Overview

Four Drug Reinduction With Bortezomib for Relapsed or Refractory ALL or LL in Children and Young Adults

Status:
Terminated

Trial end date:
2017-05-25

Target enrollment:
0

Participant gender:
All

Summary

This is a phase II study designed to investigate the combination of bortezomib with the mitoxantrone reinduction regimen used in the ALL R3 trial. The study will enroll patients with high risk ALL relapse including early bone marrow relapse and second or greater relapse of any kind. Patients with relapsed LL will also be eligible. Bone marrow evaluation will be performed after blood counts recover to assess the rate of CR (<5% bone marrow blasts) and MRD status in children following this regimen. Further treatment with or without HSCT will be at the discretion of the primary physician.

Phase:

Phase 2

Accepts Healthy Volunteers?

Details

Lead Sponsor:

Children's Mercy Hospital Kansas City

Collaborator:

Millennium Pharmaceuticals, Inc.

Treatments:

BB 1101
Bortezomib
Cortisol succinate
Cytarabine
Dexamethasone
Dexamethasone 21-phosphate
Dexamethasone acetate
Hydrocortisone
Hydrocortisone 17-butyrate 21-propionate
Hydrocortisone acetate
Methotrexate
Mitoxantrone
Pegaspargase
Vincristine

Criteria

Inclusion Eligibility Criteria

- Age: > 1 and < 40 years of age at the time of enrollment

- Diagnosis: Precursor B-cell ALL with bone marrow (BM) or combined BM/extramedullary
relapse; T-cell ALL with relapsed disease; LL with relapsed disease, or ALL(T or
pre-B) with primary refractory disease after at least two regimens

- Performance Score: 50% for patients

- Prior Therapy Patients who relapse while receiving standard ALL maintenance
chemotherapy will not be required to have a waiting period before entry onto this
study.

Patients who relapse on therapy other than standard ALL maintenance therapy must have fully
recovered from the acute toxic effects of all prior chemotherapy, immunotherapy, or
radiotherapy prior to entering this study. In addition, the following requirements must be
met:

Cytotoxic therapy: At least 14 days since the completion of cytotoxic therapy with the
exception of hydroxyurea, which is permitted up to 24 hours prior to the start of protocol
therapy.

Biologic (anti-neoplastic) agent: At least 7 days since the completion of therapy with a
biologic agent or donor lymphocyte infusions (DLI).

Stem cell transplant or rescue: No evidence of active graft-vs-host disease (GVHD) and ≥ 4
months must have elapsed from time of transplant. Must not be receiving GVHD prophylaxis.

- Adequate Organ Function Requirements

- Reproductive Function: Female patients of childbearing potential must have a negative
pregnancy test confirmed within 2 weeks prior to enrollment, must agree not to
breastfeed their infants while on this study.Male and female patients of child-bearing
potential must agree to use 2 effective methods of contraception approved by the
investigator, at the same time, from the time of signing the informed consent form and
for a minimum of 6 months after study treatment, or agree to completely abstain from
heterosexual intercourse.

- Signed written informed consent. Assent from children will be obtained per
institutional guidance.

Exclusion Eligibility Criteria

- known allergy to any of the drugs on the study with the exception of PEG-asparaginase

- Isolated CNS or isolated testicular disease

- Systemic fungal, bacterial, viral or other infection that is exhibiting ongoing
signs/symptoms related to the infection without improvement despite appropriate
antibiotics or other treatment.
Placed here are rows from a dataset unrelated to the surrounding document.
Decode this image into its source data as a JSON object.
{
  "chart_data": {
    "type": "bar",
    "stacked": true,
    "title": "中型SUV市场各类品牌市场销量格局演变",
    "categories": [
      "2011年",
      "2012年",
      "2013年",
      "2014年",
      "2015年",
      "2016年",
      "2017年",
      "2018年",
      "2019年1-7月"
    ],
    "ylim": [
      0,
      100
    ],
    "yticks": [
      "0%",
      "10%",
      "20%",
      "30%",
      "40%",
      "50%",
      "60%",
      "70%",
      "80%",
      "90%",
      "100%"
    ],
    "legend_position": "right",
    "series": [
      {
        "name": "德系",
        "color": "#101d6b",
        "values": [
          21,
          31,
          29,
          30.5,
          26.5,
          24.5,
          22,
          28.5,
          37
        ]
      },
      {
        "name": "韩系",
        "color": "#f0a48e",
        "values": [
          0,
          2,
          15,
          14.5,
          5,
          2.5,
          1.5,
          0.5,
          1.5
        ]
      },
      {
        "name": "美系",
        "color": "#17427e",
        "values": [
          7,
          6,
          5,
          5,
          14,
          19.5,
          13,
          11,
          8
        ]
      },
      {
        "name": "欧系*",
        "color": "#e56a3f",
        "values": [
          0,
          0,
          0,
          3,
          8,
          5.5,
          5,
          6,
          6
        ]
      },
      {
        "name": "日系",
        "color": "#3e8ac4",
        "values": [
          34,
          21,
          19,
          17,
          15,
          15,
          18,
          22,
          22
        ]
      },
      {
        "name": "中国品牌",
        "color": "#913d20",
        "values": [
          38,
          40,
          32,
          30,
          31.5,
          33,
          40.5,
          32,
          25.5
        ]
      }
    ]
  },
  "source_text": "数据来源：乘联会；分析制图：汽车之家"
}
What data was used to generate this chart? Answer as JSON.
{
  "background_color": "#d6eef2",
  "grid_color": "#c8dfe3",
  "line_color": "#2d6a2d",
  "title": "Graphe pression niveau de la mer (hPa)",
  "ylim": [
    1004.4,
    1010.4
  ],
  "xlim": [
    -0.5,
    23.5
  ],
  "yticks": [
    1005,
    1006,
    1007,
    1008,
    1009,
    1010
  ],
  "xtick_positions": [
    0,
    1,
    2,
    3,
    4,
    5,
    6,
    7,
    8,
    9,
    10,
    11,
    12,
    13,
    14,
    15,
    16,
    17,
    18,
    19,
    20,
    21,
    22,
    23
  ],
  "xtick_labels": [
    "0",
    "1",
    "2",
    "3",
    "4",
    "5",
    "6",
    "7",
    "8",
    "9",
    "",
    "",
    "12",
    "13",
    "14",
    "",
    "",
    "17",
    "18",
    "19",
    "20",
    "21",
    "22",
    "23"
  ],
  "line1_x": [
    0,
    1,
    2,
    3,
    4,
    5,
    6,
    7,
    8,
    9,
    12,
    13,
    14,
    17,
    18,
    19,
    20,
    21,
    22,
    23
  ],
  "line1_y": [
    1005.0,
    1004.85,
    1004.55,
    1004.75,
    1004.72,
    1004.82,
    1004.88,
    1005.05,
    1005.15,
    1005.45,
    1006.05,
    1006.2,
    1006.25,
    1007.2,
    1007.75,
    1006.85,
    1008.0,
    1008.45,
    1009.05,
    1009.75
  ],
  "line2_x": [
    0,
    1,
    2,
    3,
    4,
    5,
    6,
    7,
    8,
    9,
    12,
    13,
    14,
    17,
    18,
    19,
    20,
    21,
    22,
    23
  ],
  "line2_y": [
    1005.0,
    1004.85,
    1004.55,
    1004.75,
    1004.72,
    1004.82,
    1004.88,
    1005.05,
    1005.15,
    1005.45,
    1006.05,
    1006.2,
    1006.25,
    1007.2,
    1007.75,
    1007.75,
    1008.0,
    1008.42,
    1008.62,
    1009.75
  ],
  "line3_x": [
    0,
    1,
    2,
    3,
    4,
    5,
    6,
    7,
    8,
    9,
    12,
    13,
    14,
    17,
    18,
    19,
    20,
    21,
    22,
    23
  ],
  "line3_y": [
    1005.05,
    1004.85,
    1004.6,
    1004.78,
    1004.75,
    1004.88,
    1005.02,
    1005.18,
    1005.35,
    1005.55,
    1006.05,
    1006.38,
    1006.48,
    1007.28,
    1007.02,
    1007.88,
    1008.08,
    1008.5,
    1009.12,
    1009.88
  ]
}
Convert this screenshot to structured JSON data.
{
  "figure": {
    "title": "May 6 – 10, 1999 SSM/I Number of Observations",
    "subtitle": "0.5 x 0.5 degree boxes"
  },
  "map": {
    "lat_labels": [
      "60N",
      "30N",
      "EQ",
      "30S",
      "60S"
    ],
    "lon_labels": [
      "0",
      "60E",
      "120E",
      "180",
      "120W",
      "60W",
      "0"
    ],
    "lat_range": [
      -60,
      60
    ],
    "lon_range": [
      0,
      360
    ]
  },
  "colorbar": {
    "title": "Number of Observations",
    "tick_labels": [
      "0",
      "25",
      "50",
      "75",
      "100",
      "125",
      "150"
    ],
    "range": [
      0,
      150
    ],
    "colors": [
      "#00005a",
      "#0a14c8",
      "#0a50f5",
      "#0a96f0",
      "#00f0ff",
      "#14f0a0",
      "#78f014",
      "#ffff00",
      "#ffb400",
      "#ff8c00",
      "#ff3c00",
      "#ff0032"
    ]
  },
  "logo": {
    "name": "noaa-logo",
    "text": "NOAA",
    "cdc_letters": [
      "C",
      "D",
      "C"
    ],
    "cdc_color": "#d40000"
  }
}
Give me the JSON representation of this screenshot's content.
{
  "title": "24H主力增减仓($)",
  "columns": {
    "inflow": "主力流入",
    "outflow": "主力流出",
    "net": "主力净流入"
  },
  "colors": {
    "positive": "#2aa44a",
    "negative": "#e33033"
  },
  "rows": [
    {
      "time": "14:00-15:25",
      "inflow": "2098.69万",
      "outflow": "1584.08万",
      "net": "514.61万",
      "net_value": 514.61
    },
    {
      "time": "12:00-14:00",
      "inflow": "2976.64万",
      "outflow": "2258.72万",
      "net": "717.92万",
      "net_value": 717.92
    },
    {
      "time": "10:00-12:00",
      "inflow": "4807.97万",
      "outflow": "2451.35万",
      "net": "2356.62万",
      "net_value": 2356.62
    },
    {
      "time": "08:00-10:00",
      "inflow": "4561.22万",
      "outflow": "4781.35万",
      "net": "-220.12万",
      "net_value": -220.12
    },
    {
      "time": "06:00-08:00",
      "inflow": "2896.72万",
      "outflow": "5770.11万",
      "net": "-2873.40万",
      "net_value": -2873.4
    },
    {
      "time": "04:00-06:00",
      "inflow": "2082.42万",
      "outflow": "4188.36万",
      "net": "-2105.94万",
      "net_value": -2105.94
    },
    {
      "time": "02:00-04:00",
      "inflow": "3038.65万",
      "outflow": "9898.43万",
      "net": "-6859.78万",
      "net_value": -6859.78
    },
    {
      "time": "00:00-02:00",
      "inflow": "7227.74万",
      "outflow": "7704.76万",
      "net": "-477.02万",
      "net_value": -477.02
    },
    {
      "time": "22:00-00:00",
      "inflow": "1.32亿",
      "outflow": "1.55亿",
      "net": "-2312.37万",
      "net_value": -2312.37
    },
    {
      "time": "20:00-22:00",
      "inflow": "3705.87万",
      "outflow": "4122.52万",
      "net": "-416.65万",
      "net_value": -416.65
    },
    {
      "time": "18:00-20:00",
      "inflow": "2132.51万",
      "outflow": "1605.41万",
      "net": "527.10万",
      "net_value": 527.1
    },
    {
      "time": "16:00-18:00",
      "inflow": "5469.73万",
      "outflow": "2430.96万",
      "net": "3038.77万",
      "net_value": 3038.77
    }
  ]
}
The patient needs to be off pressors and have negative
blood cultures for 48 hours.

- Known optic nerve and/or retinal involvement

- Patients with concomitant genetic syndrome

- Cumulative prior anthracycline exposure must not exceed 400 mg/m2

- Patients who have previously received bortezomib or other proteasome inhibitors

- Patients taking anticonvulsants known to activate the cytochrome p450 system

- Patients who cannot receive any asparaginase products

- Patients who are pregnant or breast-feeding

- Patients with planned non-protocol chemotherapy, radiation therapy, or immunotherapy
during the study period.

- Significant concurrent disease, illness, psychiatric disorder or social issue that
would compromise patient safety or compliance with the protocol treatment or
procedures, interfere with consent, study participation, follow up, or interpretation
of study results.

- Patients with myocardial infarction within 6 months prior to enrollment or has New
York Heart Association (NYHA) Class III or IV heart failure, uncontrolled angina,
severe uncontrolled ventricular arrhythmias, or electrocardiographic evidence of acute
ischemia or active conduction system abnormalities.

- Diagnosed or treated for another malignancy within 2 years of enrollment

- Participation in clinical trials with other investigational agents not included in
this trial, within 14 days of the start of this trial and throughout the duration of
this trial.Radiation therapy within 3 weeks before randomization.